India's gold jewellery exports through SEZs declined nearly 30%: GJEPC

Paul Ploumis
ScrapMonster Author
The data compiled by the Gems and Jewellery Export Promotion Council (GJEPC) suggests huge drop in gold jewellery exports through

India's gold jewellery exports through SEZs declined nearly 30%: GJEPC

NEW DELHI (Scrap Monster): The data compiled by the Gems and Jewellery Export Promotion Council (GJEPC) suggests huge drop in gold jewellery exports through the country’s Special Economic Zones (SEZs).

According to GJEPC data, the shipment of gold jewellery from SEZs slumped by 28.78% to Rs 4,702.02 crores during the first quarter (April to June ’14) of the current fiscal year.

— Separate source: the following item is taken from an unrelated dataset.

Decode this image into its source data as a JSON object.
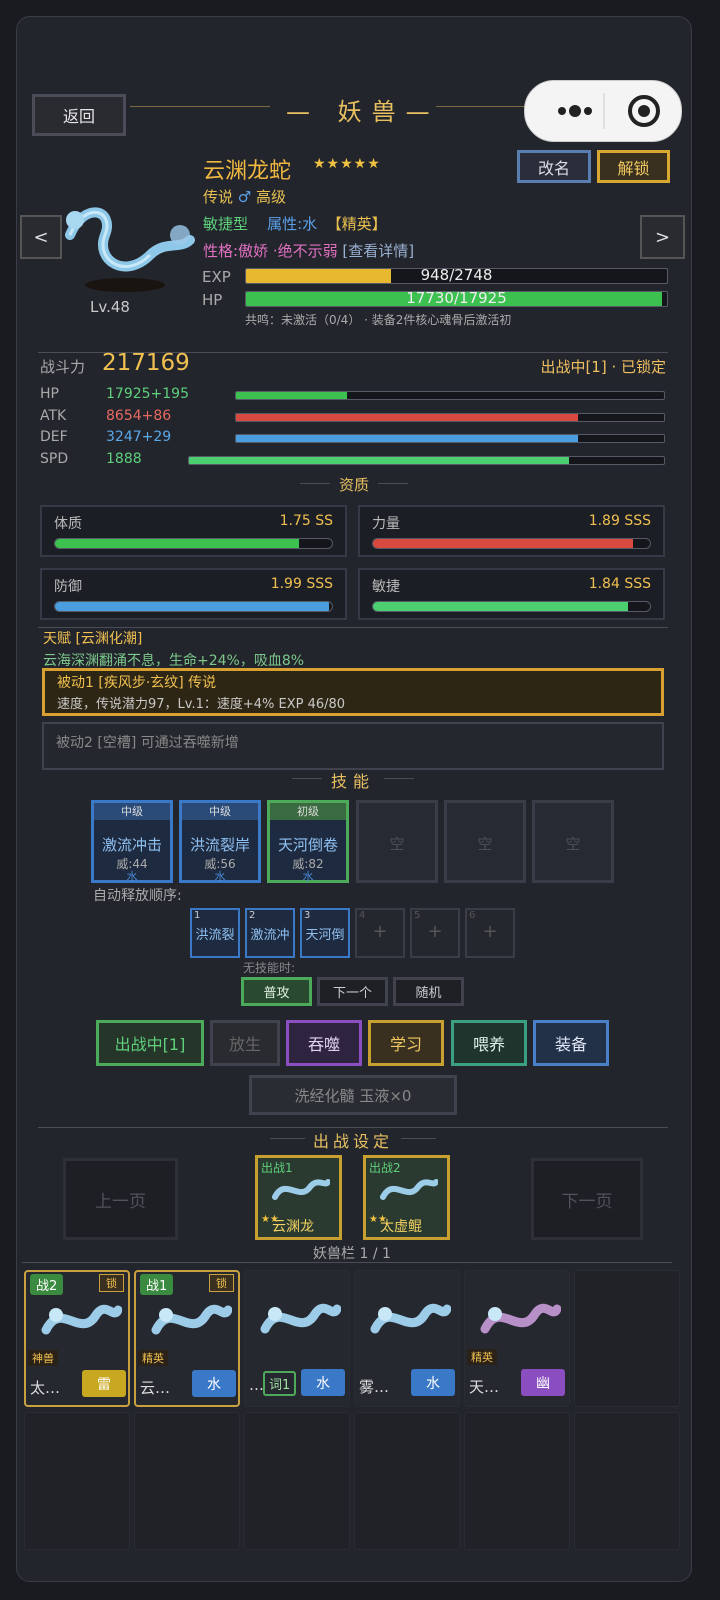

The gold jewellery exports through SEZs had totaled Rs. 6,602.53 crores during the corresponding quarter last year.

The Council data indicates that SEZs have lost major share of the export business to Domestic Tariff Areas (DTAs). The gold jewellery exports from DTAs soared higher by 173% to Rs. 6,973.95 crores during Q1 this fiscal year. This is in comparison with Rs. 2,553.38 crores of exports recorded during the corresponding quarter a year before.

The shift in business from SEZs to DTAs is primarily due to the prevailing 80:20 rule. As per the rule, four times of jewellery export must be made available for domestic sale. Since jewellery manufactures in SEZs attract 15% duty on sale to DTAs, jewellers prefer to execute all trades from DTAs. This has resulted in unprecedented decline in exports through SEZs, GJEPC noted. The Council also requested to the government to relax the 80:20 rule in order to prevent SEZ business from falling further.